Introspect, but do not ruminate. Learn to remember the times when you have adapted or coped well to a challenge, and try to incorporate those methods to the situation you are facing.
Don’t Check the Mileage
Remember that there is no schedule for grief. Though the emotions are overwhelming and painful, do not pressure yourself into coming to terms with your loss. Learn to be patient with yourself, and acknowledge the experience you are going through. In due time and with the right support, you’ll eventually reach your destination.
There’s a Passenger Seat for a Reason
We may not feel like being around people when we experience grief but isolating oneself would only highlight the negative emotions and thoughts running through your head. It is healthy to find support from friends, family, and grief counselors. Find your safe space and support groups. Hospice care and funeral homes may provide these services.
Check your Glove Compartment
When you’re experiencing overwhelming loss, it’s definitely challenging to become aware of what we have right in front of us. Taking some time each day to acknowledge what we have and express gratitude will help us see that there are not only losses in life.

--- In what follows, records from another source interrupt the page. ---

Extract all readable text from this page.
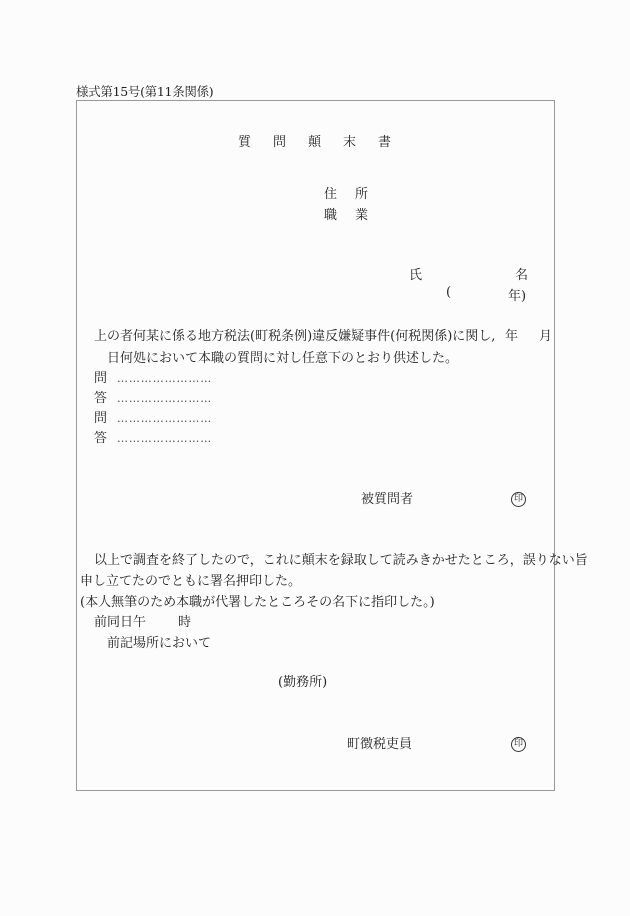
様式第15号(第11条関係)
質	問	顛	末	書
住 所
職 業
氏	名
(	年)
上の者何某に係る地方税法(町税条例)違反嫌疑事件(何税関係)に関し, 年 月
日何処において本職の質問に対し任意下のとおり供述した。
問 ……………………
答 ……………………
問 ……………………
答 ……………………
被質問者	印
以上で調査を終了したので，これに顛末を録取して読みきかせたところ，誤りない旨
申し立てたのでともに署名押印した。
(本人無筆のため本職が代署したところその名下に指印した。)
前同日午 時
前記場所において
(勤務所)
町徴税吏員	印
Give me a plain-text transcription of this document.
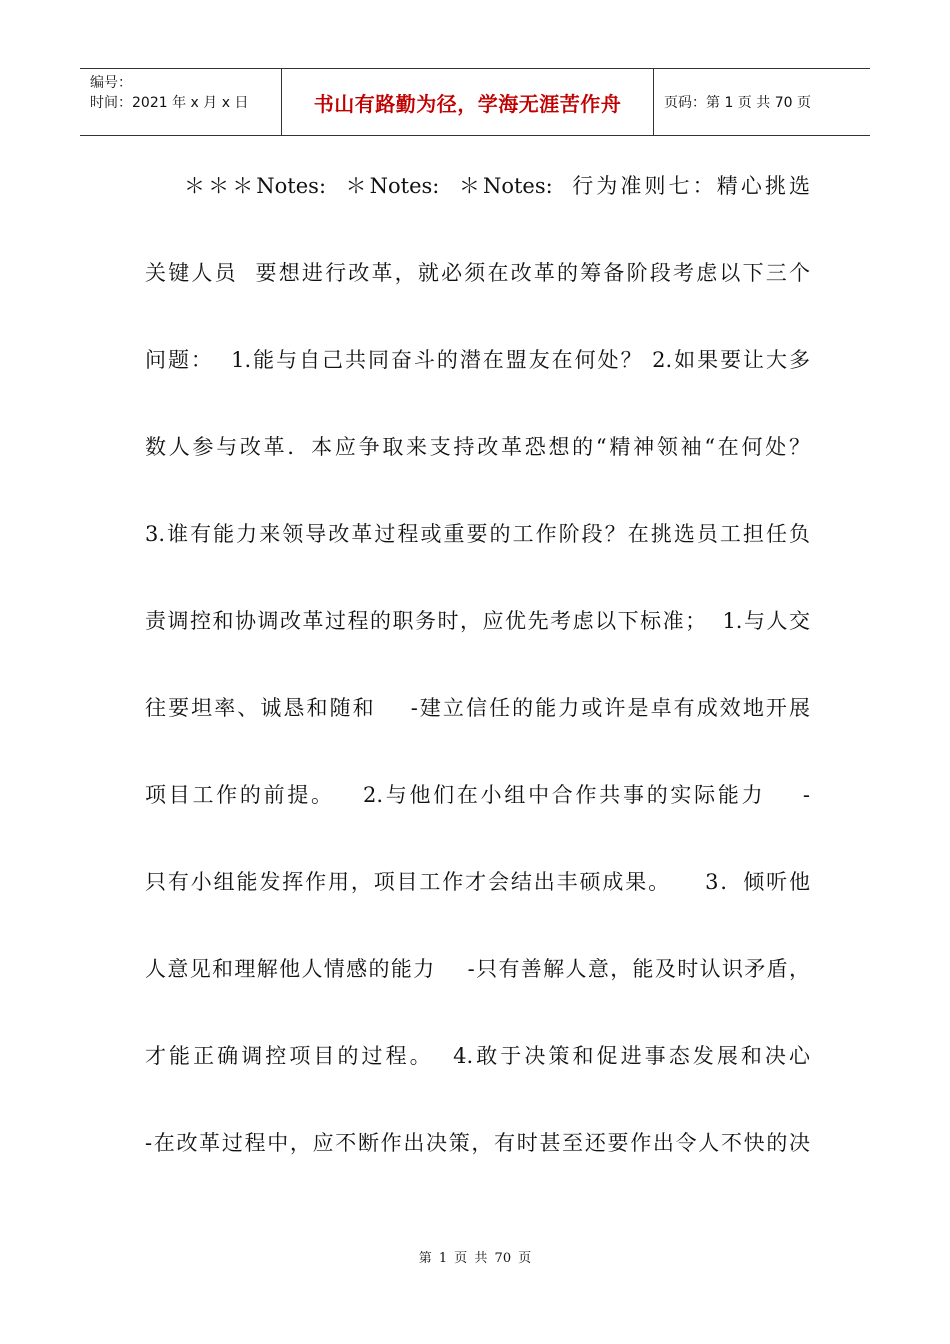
编号：
时间：2021 年 x 月 x 日	书山有路勤为径，学海无涯苦作舟	页码：第 1 页 共 70 页
＊＊＊Notes:  ＊Notes:  ＊Notes:  行为准则七：精心挑选
关键人员  要想进行改革，就必须在改革的筹备阶段考虑以下三个
问题：  1.能与自己共同奋斗的潜在盟友在何处？ 2.如果要让大多
数人参与改革．本应争取来支持改革恐想的“精神领袖“在何处？
3.谁有能力来领导改革过程或重要的工作阶段？在挑选员工担任负
责调控和协调改革过程的职务时，应优先考虑以下标准；  1.与人交
往要坦率、诚恳和随和    -建立信任的能力或许是卓有成效地开展
项目工作的前提。   2.与他们在小组中合作共事的实际能力    -
只有小组能发挥作用，项目工作才会结出丰硕成果。    3．倾听他
人意见和理解他人情感的能力    -只有善解人意，能及时认识矛盾，
才能正确调控项目的过程。  4.敢于决策和促进事态发展和决心
-在改革过程中，应不断作出决策，有时甚至还要作出令人不快的决
第 1 页 共 70 页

Allow yourself to acknowledge what you have gone through and appreciate who you are. According to psychologists, individuals recognize personal growth after they survive a traumatic event. Through positive psychology and positive meaning-making, individuals who experience grief can develop a new perspective on life that will ease their pain. This will allow them to improve their overall well-being and relationships and to develop a new perspective on life.
Make a Pitstop
Be kind to yourself. Understand and acknowledge that what you went through was difficult. Do not invalidate your feelings and your experiences. Recovery will come eventually soon after.
As will all things in life, this journey will have to come to an end. Even though we have experienced loss, we have also gained many things along the way, such as compassion for oneself and a new perspective on life. The best souvenir we could possibly get from this experience is to lead a purposeful life in honor of our lost loved ones.